What is Spark Structured Streaming?

Spark Structured Streaming is a scalable and fault-tolerant stream processing engine built on the Spark SQL engine. Structured Streaming provides fast, scalable, fault-tolerant, end-to-end exactly-once stream processing without the user having to reason about streaming. You can express your streaming computation the same way you would express a batch computation on static data. You can use the Dataset/DataFrame API in Scala, Java, Python or R to express streaming aggregations, event-time windows, stream-to-batch joins, etc. The Spark SQL engine runs it incrementally and continuously, and updates the final result as streaming data continues to arrive. The computation is executed on the same optimized Spark SQL engine.

Note

Kinesis and Kafka client jars are available in Qubole Spark as part of the basic package.

Running Spark Structured Streaming on QDS

You can run Spark Structured Streaming jobs on a Qubole Spark cluster from the Analyze and Notebooks page similar to any other Spark application. You can also run Spark Structured Streaming jobs by using the API. For more information, see Submit a Spark Command.

Note

QDS has a 36-hour time limit on every command run. For streaming applications this limit can be removed. For more information, contact Qubole Support.

Running the Job from the Analyze Page

  1. Navigate to the Analyze page.
  2. Click +Compose.
  3. Select Spark Command from the Command Type drop-down list.
  4. Select the required Spark language from the drop-down list. By default, Scala is selected.
  5. Select Query Statement or Query Path.
  6. Compose the code and click Run to execute.

For more information on composing a Spark command from the Analyze page, see Composing Spark Commands in Different Spark Languages through the UI.

Running the Job from the Notebooks Page

  1. Navigate to the Notebooks page.
  2. Start your Spark cluster.
  3. Compose your paragraphs and click the Run icon for each of these paragraphs in contextual order.
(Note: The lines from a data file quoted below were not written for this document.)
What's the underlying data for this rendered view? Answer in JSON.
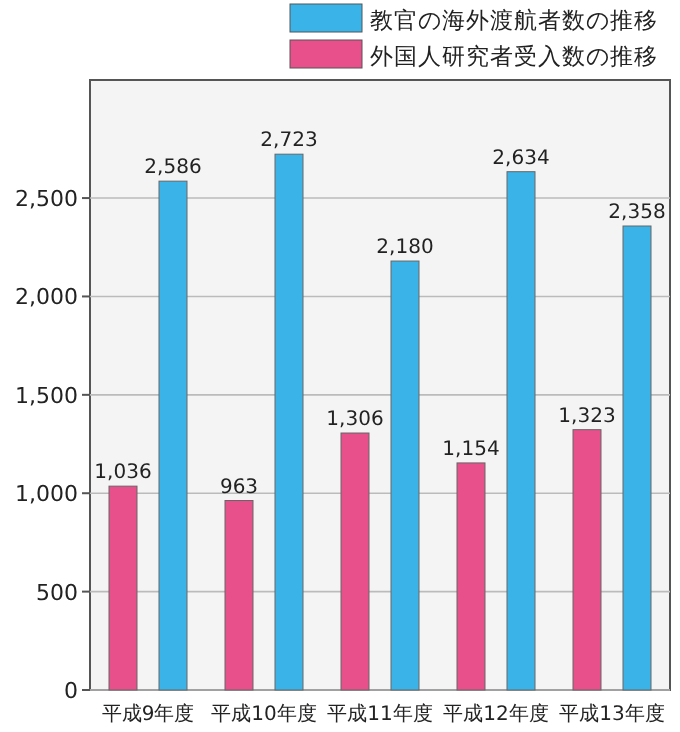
{
  "chart_data": {
    "type": "bar",
    "categories": [
      "平成9年度",
      "平成10年度",
      "平成11年度",
      "平成12年度",
      "平成13年度"
    ],
    "series": [
      {
        "name": "外国人研究者受入数の推移",
        "color": "#e8508c",
        "values": [
          1036,
          963,
          1306,
          1154,
          1323
        ],
        "value_labels": [
          "1,036",
          "963",
          "1,306",
          "1,154",
          "1,323"
        ]
      },
      {
        "name": "教官の海外渡航者数の推移",
        "color": "#3ab4e8",
        "values": [
          2586,
          2723,
          2180,
          2634,
          2358
        ],
        "value_labels": [
          "2,586",
          "2,723",
          "2,180",
          "2,634",
          "2,358"
        ]
      }
    ],
    "ylim": [
      0,
      3100
    ],
    "yticks": [
      {
        "value": 0,
        "label": "0"
      },
      {
        "value": 500,
        "label": "500"
      },
      {
        "value": 1000,
        "label": "1,000"
      },
      {
        "value": 1500,
        "label": "1,500"
      },
      {
        "value": 2000,
        "label": "2,000"
      },
      {
        "value": 2500,
        "label": "2,500"
      }
    ],
    "grid": "y",
    "legend": "top right"
  }
}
Sample program on the Notebooks page.

You can easily monitor the streaming query progress by viewing the streaming query progress graphs in notebooks. When you start a streaming query in a notebook paragraph, the monitoring graph is displayed in the same paragraph.

Note

Streaming query progress graphs feature is not enabled for all users by default. Create a ticket with Qubole Support to enable this feature on the QDS account.